Нужен доктор. Я не двигался. Мне по-прежнему было жутко. Жутко от отчетливого сознания неизбежности. Зато Антоан разводил лихорадочную деятельность. Он уже набирал номер. Он сказал: «Ну, что ты стоишь… не видишь, у нее ледяные руки… давай, неси грелку…» Я тупо спросил: «Грелку?» — а он: «Ну конечно, ты же знаешь, их две, красная и синяя, висят на двери бельевого шкафа в ванной, горлышком вниз». Конечно, я знал. Я пошел в ванную, зажег свет. Две грелки, красная и синяя, горлышком вниз. Вода чуть теплая, но, может, пойдет погорячее. Я видел себя в зеркале. Ну и ну, о Господи! Но глаза все-таки голубые. Волосы зачесаны назад. Нет, чуть теплая. Я пошел на кухню согреть воды. Которую взять из кастрюль? Пожалуй, эта велика. А та в самый раз. От автоматического включения плиты я всегда чуть ли не подпрыгиваю. Как из круглой кастрюли перелить воду в грелку? Ага, оловянный кувшинчик с носиком, налью в него, и… «Что ты копаешься?» — возмутился Антоан. Омеле, однако же, лучше. Она закрыла глаза. Я подложил грелки ей под колени. А Антоан укрыл розовым в зеленую клетку пледом.

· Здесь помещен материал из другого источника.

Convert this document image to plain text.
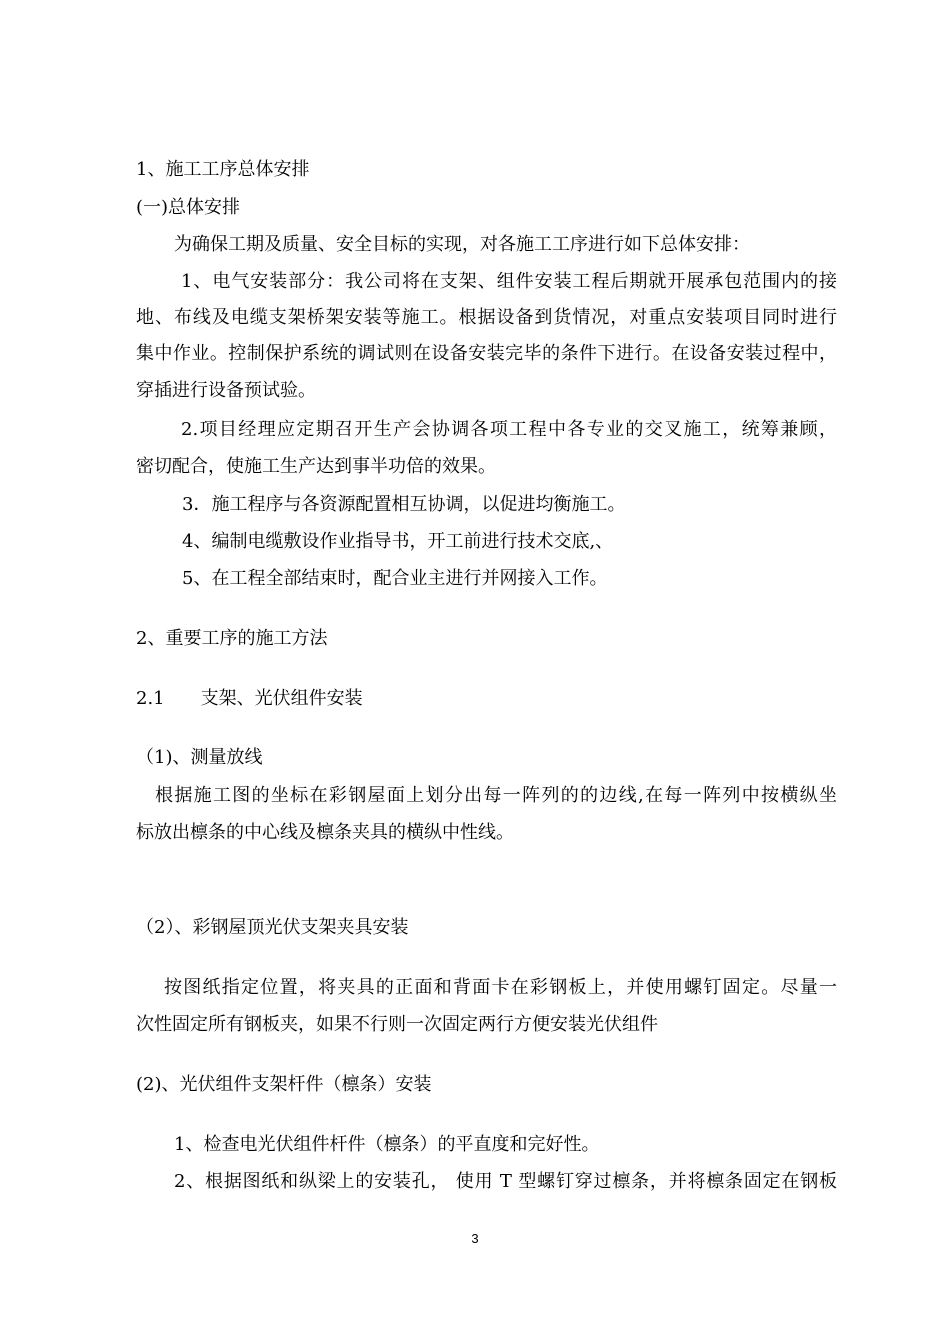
1、施工工序总体安排
(一)总体安排
为确保工期及质量、安全目标的实现，对各施工工序进行如下总体安排：
1、电气安装部分：我公司将在支架、组件安装工程后期就开展承包范围内的接
地、布线及电缆支架桥架安装等施工。根据设备到货情况，对重点安装项目同时进行
集中作业。控制保护系统的调试则在设备安装完毕的条件下进行。在设备安装过程中，
穿插进行设备预试验。
2.项目经理应定期召开生产会协调各项工程中各专业的交叉施工，统筹兼顾，
密切配合，使施工生产达到事半功倍的效果。
3．施工程序与各资源配置相互协调，以促进均衡施工。
4、编制电缆敷设作业指导书，开工前进行技术交底,、
5、在工程全部结束时，配合业主进行并网接入工作。
2、重要工序的施工方法
2.1　　支架、光伏组件安装
（1)、测量放线
根据施工图的坐标在彩钢屋面上划分出每一阵列的的边线,在每一阵列中按横纵坐
标放出檩条的中心线及檩条夹具的横纵中性线。
（2）、彩钢屋顶光伏支架夹具安装
按图纸指定位置，将夹具的正面和背面卡在彩钢板上，并使用螺钉固定。尽量一
次性固定所有钢板夹，如果不行则一次固定两行方便安装光伏组件
(2)、光伏组件支架杆件（檩条）安装
1、检查电光伏组件杆件（檩条）的平直度和完好性。
2、根据图纸和纵梁上的安装孔， 使用 T 型螺钉穿过檩条，并将檩条固定在钢板
3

Теперь он воюет с телефоном. Один номер не отвечает. По другому говорят, что доктор вернется только в понедельник. Угораздило же заболеть в субботу! Известное дело. Подыхай себе на здоровье! У врачей не должно быть воскресений. Может, позвонить доктору Бравону? Он только что уехал в Гро-Рувр, позвоните ему туда через час… Туда? Ни к чему. Я больше никого не знаю. Но в справочник ты можешь заглянуть, Альфред… Что-то забрезжило… Что-то такое было… гляжу на Антоана и припоминаю, как будто все сызнова, опять я тону… Ага, осенило — я вспомнил о Кристиане.